Viele Zentren im Gehirn haben einen Einfluss darauf, was im Hörcortex passiert
Henning Scheich und seine Arbeitsgruppe wollten mehr darüber wissen, wie unserem Gehirn diese
Meisterleistung gelingt – sie simulieren dafür eine Cocktailparty im Kernspin-Tomographen.
Während die Versuchspersonen in der Röhre liegen, bekommen sie über Kopfhörer Folgen von Tönen
vorgespielt, die abwechselnd von verschiedenen Musikinstrumenten stammen, zum Beispiel von einem
Klavier und von einer Klarinette. Die Aufgabe der Versuchspersonen ist es, sich ganz auf die Tonfolge
eines Instrumentes zu konzentrieren und die Unterbrechungen durch das andere zu ignorieren. Ein
Ergebnis haben die Messungen im Kernspin-Tomographen schon gebracht: Die linke Gehirnhälfte wird
bei dieser Aufgabe ganz besonders aktiv. Es scheint hauptsächlich darauf anzukommen, Sequenzen zu
erkennen, zeitliche Muster von akustischen Ereignissen richtig zu erfassen und zuzuordnen.

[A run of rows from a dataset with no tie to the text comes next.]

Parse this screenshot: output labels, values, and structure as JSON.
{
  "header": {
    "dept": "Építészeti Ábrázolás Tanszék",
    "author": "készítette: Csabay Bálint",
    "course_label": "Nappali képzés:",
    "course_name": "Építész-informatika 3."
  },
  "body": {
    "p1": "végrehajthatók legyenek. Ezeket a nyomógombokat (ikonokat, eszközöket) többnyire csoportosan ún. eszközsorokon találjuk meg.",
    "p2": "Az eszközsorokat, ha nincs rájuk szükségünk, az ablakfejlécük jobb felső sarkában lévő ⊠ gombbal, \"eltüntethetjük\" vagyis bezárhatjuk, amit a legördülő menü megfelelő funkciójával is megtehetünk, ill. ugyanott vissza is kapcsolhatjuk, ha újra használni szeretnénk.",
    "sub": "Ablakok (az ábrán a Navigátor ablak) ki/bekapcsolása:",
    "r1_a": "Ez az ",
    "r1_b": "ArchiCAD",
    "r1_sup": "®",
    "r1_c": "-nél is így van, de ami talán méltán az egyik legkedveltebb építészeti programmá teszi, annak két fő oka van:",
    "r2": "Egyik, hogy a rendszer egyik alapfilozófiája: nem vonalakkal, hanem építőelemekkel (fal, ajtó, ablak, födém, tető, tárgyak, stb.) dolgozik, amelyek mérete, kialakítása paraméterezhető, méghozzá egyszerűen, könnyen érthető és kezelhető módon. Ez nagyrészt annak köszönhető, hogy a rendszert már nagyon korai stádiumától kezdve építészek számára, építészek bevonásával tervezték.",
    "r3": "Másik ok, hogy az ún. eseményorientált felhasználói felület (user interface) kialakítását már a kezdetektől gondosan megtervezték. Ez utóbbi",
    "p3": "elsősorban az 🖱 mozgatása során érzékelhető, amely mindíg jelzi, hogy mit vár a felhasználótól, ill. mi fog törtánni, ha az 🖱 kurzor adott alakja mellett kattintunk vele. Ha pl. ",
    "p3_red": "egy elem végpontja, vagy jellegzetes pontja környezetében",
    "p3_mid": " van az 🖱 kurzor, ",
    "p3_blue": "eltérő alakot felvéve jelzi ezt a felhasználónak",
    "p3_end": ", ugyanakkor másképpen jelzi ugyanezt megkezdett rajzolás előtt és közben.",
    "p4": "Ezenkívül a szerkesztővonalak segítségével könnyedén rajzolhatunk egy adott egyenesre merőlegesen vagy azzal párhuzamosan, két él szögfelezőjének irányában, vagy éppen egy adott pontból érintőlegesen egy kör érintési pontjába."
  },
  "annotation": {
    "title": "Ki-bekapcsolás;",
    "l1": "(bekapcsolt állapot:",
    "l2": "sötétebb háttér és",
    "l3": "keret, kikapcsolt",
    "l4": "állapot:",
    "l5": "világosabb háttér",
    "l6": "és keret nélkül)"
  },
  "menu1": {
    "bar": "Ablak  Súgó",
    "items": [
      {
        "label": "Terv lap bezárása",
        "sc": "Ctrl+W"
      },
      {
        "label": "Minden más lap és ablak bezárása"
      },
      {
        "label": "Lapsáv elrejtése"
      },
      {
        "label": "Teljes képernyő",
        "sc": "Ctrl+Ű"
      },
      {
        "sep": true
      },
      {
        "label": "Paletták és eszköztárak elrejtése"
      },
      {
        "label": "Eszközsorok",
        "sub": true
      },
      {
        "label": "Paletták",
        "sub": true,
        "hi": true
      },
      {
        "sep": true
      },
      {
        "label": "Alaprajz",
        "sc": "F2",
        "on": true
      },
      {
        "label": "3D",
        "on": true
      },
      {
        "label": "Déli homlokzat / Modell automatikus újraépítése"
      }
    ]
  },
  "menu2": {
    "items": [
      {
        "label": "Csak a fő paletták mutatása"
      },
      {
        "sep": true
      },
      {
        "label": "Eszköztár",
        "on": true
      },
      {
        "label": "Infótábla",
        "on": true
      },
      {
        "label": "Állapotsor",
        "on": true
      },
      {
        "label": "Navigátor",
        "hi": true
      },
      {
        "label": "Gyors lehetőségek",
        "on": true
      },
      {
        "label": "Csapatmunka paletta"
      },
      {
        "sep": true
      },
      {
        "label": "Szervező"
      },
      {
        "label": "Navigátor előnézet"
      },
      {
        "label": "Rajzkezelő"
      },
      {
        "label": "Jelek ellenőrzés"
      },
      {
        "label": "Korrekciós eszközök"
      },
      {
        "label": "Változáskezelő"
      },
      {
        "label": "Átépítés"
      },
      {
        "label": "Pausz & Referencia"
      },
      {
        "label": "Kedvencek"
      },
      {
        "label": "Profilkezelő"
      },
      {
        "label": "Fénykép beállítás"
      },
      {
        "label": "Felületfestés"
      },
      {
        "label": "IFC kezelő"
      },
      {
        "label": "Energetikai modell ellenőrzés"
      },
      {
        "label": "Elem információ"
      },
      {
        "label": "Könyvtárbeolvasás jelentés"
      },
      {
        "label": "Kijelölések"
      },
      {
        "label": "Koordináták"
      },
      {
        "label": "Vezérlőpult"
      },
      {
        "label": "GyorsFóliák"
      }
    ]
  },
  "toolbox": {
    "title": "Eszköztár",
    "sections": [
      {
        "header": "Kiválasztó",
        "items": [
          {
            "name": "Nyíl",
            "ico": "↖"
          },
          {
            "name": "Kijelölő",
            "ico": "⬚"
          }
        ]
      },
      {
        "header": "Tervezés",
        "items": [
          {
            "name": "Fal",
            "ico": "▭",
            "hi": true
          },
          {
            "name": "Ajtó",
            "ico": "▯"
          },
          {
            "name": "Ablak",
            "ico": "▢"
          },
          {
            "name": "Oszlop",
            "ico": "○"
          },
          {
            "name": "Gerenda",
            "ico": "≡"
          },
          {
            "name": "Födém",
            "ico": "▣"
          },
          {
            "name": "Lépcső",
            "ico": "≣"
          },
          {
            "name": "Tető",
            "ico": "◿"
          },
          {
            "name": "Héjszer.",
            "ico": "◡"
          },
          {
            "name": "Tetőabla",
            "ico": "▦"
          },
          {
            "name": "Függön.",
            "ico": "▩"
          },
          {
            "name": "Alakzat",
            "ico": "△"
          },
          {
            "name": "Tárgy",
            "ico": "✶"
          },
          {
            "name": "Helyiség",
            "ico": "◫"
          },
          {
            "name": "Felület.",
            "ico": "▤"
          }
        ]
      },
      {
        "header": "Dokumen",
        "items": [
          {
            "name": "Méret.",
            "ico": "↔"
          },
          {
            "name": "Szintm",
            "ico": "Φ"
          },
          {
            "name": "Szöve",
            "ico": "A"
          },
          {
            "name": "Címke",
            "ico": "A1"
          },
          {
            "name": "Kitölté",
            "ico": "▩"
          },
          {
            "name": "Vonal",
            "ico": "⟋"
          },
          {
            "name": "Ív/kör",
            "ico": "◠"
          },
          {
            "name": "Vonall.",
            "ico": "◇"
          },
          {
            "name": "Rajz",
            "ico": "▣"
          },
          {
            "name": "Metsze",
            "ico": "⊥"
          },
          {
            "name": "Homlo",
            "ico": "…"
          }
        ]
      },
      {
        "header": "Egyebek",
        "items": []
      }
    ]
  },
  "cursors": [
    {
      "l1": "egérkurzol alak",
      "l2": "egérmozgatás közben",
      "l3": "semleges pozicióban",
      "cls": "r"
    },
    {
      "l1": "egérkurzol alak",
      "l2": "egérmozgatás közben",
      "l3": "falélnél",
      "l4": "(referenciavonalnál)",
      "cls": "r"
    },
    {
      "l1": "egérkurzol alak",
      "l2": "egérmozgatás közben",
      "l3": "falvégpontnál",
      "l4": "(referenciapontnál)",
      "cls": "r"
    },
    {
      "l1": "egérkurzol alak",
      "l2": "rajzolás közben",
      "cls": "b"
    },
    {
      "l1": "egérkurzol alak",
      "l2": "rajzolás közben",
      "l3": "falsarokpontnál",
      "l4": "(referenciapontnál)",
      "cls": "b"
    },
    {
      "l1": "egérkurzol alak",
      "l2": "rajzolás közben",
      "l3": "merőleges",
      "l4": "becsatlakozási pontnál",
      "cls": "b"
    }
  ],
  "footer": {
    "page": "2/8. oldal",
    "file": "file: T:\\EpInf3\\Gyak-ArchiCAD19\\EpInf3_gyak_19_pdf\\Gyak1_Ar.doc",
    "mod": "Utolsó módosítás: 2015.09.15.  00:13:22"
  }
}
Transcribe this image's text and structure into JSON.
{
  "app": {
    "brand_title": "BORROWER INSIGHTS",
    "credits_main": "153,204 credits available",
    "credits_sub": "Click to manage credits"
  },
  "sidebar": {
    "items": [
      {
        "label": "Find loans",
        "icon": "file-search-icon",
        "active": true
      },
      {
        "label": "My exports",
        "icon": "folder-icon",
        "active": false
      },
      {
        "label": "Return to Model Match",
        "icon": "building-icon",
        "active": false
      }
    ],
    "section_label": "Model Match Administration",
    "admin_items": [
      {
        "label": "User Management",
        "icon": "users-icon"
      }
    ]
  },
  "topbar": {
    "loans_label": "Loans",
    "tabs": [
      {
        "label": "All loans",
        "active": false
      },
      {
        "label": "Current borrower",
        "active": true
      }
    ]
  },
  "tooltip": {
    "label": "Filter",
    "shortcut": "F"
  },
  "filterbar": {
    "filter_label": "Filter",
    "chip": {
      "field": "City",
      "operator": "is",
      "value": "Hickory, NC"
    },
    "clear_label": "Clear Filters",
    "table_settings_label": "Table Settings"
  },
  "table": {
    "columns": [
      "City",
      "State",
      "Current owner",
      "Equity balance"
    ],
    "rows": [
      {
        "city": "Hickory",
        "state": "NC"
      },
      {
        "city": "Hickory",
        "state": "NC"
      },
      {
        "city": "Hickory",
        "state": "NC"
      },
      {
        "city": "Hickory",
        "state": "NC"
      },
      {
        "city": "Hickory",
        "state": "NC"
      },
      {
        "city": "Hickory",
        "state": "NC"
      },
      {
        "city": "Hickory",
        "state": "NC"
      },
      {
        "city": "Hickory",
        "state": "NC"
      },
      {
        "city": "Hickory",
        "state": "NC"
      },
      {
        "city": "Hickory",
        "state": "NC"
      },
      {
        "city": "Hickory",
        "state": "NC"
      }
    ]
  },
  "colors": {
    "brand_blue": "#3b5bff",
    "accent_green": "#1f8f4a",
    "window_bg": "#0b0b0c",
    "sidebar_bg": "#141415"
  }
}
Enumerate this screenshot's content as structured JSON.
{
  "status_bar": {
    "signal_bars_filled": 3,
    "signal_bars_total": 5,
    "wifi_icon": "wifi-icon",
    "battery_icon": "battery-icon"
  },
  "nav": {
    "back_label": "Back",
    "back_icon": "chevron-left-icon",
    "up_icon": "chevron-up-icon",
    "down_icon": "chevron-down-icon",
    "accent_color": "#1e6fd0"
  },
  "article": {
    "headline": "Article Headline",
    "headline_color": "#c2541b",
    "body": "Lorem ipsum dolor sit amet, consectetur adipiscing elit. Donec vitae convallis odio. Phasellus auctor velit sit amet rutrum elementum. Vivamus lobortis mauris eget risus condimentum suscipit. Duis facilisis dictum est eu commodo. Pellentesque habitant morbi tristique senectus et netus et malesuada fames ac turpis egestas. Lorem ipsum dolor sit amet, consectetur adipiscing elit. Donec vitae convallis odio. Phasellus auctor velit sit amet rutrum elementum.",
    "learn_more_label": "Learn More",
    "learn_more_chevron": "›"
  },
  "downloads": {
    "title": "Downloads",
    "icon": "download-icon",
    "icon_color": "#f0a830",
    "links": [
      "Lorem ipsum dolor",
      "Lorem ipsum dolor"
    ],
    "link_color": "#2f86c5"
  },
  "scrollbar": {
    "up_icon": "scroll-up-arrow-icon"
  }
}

Der linke und der rechte Hörcortex machen sich also auf unterschiedliche Art und Weise auf die Suche
nach Zusammenhängen, nach Sinn und Bedeutung. Ihre Arbeitsergebnisse tauschen sie dann
untereinander aus - über den Balken, die Querverbindung zwischen den beiden Gehirnhälften. Und sie
leiten sie weiter nach vorne, an viele andere Regionen der Großhirnrinde. Von dort fließen Informationen
dann wieder zurück zum Ausgangspunkt, zurück zu der Stelle, wo in der Großhirnrinde alles begonnen
hat, zurück zum Hörcortex, dem großen Analytiker und Interpreten.
Ob das auch ein Ort ist, an dem aus den unterschiedlichen Arbeitsergebnissen ein einheitliches HörObjekt konstruiert wird? Fest steht auf alle Fälle: Viele Zentren im Gehirn haben einen Einfluss darauf,
was im Hörcortex passiert.
Ohr an Gehirn - Gehirn an Ohr
Hören heißt erkennen, Hören heißt Bedeutung erzeugen, und zwar ganz von Anfang an. Je nachdem, ob
uns etwas wichtig erscheint, ob uns etwas stört, ob uns etwas egal ist, ändert sich alles – im Gehirn,
und vielleicht sogar schon im Innenohr. Was das Ohr dem Gehirn meldet, wird beeinflusst von dem, was
es selber vom Gehirn erfährt. Was der Hörcortex höheren Hirnzentren meldet, wird beeinflusst von dem,
was der Hörcortex selber von den höheren Hirnzentren erfährt. Es sind Wechselspiele und
Wechselwirkungen, die einen ins Staunen versetzen können.